A conventional battery module, including a plurality of connected individual cells to obtain predetermined capacity, includes a plurality of prismatic cells which are so disposed that the wide-width sides of containers thereof are opposed to each other, end plates attached to the outside of the containers of both end cells, a restraining band for integrally binding the cells and the end plates. In each cell, leads upwardly drawn out of the upper end portions of electrode plates are connected to terminals attached to a lid of the container, and connection plates connect the terminals of every cell to constitute the battery module.
In the conventional battery module, the resistance of component parts including connection parts is high due to long connection paths among cells and many connection points. Since the ratio between the resistance of parts and the resistance of cell reaction by positive and negative electrodes and an electrolytic solution reaches 40 to 50%:60 to 50%, high internal resistance increases the heat generation of the battery.

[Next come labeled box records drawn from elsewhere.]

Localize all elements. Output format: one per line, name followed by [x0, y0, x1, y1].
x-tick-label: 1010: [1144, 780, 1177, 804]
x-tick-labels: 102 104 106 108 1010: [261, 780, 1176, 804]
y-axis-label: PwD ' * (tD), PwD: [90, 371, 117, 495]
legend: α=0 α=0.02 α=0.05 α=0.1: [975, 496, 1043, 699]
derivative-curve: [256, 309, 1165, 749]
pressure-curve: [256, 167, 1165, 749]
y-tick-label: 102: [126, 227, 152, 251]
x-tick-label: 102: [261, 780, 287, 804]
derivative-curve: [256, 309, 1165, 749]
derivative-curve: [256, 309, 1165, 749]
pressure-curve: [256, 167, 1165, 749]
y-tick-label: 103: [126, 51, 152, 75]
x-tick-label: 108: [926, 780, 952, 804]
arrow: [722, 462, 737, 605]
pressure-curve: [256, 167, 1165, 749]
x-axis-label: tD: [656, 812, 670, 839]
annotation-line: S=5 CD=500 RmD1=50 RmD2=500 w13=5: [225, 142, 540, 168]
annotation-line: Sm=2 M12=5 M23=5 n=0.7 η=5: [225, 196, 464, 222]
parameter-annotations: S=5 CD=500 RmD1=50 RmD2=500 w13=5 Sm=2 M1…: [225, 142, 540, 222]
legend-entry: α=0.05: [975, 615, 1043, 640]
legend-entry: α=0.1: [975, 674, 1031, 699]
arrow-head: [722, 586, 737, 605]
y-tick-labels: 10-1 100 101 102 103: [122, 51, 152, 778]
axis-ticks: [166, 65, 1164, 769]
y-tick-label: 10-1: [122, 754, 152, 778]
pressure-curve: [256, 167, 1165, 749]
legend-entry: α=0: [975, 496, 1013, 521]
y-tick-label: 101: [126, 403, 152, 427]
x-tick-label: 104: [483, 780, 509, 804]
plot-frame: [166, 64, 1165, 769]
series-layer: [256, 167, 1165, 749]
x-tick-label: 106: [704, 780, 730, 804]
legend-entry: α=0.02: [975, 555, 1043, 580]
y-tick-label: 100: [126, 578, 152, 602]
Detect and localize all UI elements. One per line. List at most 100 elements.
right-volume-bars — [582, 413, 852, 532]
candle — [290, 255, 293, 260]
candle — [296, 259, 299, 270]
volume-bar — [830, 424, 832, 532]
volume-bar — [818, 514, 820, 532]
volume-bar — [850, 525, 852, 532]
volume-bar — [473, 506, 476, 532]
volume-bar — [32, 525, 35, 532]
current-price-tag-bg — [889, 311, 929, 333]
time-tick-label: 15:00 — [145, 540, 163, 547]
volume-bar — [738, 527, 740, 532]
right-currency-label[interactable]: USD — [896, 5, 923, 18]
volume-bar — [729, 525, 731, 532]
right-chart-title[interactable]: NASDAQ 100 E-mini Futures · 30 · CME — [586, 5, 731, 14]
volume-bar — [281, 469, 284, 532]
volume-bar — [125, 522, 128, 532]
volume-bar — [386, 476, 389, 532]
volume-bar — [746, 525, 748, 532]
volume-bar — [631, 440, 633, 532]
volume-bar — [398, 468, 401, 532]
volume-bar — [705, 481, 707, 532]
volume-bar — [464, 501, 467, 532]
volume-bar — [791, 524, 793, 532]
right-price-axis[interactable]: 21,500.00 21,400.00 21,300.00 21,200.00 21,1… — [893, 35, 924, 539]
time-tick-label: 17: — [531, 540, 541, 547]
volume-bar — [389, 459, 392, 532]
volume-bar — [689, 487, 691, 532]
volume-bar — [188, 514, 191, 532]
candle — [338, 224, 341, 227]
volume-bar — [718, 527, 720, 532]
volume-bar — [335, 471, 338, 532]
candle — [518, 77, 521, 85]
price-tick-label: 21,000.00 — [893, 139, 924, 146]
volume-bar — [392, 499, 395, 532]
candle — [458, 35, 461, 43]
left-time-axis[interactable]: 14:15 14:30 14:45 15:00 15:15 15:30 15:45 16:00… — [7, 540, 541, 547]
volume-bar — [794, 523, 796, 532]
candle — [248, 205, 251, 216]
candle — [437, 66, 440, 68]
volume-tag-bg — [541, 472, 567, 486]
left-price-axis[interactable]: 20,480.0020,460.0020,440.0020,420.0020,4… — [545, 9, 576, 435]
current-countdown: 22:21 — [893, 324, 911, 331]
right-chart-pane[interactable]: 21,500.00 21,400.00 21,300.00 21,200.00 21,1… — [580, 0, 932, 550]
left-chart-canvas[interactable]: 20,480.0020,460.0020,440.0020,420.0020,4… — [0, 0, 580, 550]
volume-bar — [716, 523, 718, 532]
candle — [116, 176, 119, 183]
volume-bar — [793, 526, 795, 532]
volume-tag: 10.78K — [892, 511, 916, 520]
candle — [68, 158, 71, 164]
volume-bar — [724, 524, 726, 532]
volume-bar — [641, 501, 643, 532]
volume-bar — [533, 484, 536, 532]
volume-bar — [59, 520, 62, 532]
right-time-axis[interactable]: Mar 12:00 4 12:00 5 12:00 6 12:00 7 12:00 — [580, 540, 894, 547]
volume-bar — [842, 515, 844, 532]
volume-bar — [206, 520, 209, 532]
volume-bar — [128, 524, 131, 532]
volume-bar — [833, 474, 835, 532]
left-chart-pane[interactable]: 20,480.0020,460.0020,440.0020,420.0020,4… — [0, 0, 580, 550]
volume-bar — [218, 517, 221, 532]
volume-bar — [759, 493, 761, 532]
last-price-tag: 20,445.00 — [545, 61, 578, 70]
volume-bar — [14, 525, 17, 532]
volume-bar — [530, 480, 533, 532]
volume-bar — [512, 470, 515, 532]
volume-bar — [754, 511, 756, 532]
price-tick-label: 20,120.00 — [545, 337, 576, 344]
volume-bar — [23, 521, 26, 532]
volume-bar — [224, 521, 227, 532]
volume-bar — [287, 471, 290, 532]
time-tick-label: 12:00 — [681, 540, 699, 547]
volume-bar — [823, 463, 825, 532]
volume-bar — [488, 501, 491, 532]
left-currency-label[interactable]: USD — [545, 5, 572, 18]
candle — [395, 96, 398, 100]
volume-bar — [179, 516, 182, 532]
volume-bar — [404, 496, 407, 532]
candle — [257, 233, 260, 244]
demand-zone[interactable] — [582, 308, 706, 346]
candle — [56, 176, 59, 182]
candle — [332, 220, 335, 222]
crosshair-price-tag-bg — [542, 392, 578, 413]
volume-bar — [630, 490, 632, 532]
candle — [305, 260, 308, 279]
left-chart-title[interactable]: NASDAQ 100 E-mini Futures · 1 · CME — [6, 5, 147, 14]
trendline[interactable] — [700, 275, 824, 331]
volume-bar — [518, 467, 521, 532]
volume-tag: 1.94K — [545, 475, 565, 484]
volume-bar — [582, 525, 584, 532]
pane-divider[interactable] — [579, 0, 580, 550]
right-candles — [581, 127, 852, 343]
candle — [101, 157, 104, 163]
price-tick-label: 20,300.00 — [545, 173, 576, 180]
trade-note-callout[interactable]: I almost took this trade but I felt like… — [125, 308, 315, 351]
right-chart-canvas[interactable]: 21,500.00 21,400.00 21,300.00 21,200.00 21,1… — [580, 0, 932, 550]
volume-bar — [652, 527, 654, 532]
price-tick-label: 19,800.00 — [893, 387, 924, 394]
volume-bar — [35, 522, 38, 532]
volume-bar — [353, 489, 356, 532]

Increase in heat generation becomes barriers to the actualization of high power output and improvement in a lifetime. Also there is a problem that the complex connection structure among the cells and the many component parts increase cost.
Thus, the present applicants, as shown in FIGS. 22 and 23, formerly suggested a prismatic sealed battery 1 containing a plurality of cells 2. A prismatic battery case 3 taking the shape of a flat prism comprises containers 4 of the prismatic cells 2, each of which has narrow-width sides and wide-width sides. In the prismatic battery case 3, the containers 4 are integrally coupled in a row in such a manner as to share their narrow-width sides as partitions 5, and the upper openings of every container 4 are integrally closed by an integral lid 6. A connection hole 7 is formed in the outer narrow-width sides of both end containers 4, and in the upper portion of the partitions 5 between the containers 4, 4. An electrode plate assembly 8 as an electric power generation element, which comprises rectangular positive and negative electrode plates laminated with separators interposed therebetween, is contained in each container 4 with an electrolytic solution to compose the cell 2. One side of the positive electrode plates and the other side of the negative electrode plates of the electrode plate assembly 8 protrude oppositely to each other to form lead portions 9a and 9b of the positive and negative electrode plates, and collector plates 10a and 10b are connected to the side end of the lead portions 9a and 9b, respectively, by welding or the like.
A connection projection 11, which is fitted into the connection hole 7, is provided in the upper end portion of the collector plates 10a and 10b, and the connection projections 11 of the positive and negative collector plates 10a and 10b are connected to each other by welding between the adjoining containers 4, 4. In the outer narrow-width sides of both end containers 4, a positive or negative connection terminal 12 is attached to the connection hole 7, and a connection projection 13 thereof is connected to the connection projection 11 of the collector plate 10a or 10b by welding. Therefore, the plurality of cells 2 contained in the prismatic battery case 3 are connected in series, and electric power is outputted between both connection terminals 12, 12.
The lid 6 is provided with communicating paths 14 for even the internal pressure of each container 4, safety vents (not illustrated) for releasing the internal pressure when it exceeds a predetermined value, a sensor attachment hole 15 for attaching a temperature sensor which detects the temperature of the predetermined cell 2 and the like.
According to the structure described above, since the connection path between the positive or negative electrode plate of the electrode plate assembly 8 and the lead portion 9a or 9b becomes short, and the lead portions 9a and 9b are connected inside the prismatic battery case 3 via the collector plates 10a and 10b, it is possible to decrease the resistance of component parts including connection parts due to the short connection path and the small number of connection points, as compared with the above-mentioned conventional battery module in which individual cells are connected, and hence internal resistance decreases.
In the structure illustrated in FIGS. 22 and 23, although the connection path from the positive or negative electrode plate to the lead portion 9a or 9b and the collector plate 10a or 10b is short, since the collector plates 10a and 10b are connected by welding at one point between the ends of the connection projections 11 provided upper end portion thereof, the connection path detours and becomes long as shown by arrows S in FIG. 24, and the single connection point increases internal resistance.
In accordance with the detour of the connection path, as shown by arrows T, a large amount of electric current passes through the electrode plate assembly 8 in a portion near the connection point between the collector plates 10a and 10b, but the amount of current decreases with distance from the connection point. Thus, since current distribution passing through the electrode plate assembly 8 becomes uneven, the whole electrode plate assembly 8 does not evenly exercise its electric power generation capability, so that there is a problem that a large loss occurs.
An object of the present invention is to provide a prismatic sealed battery that have higher power output by further decreasing internal resistance per cell, and making the whole electrode plate assembly, as an electric power generation element, evenly and fully exercise its capability.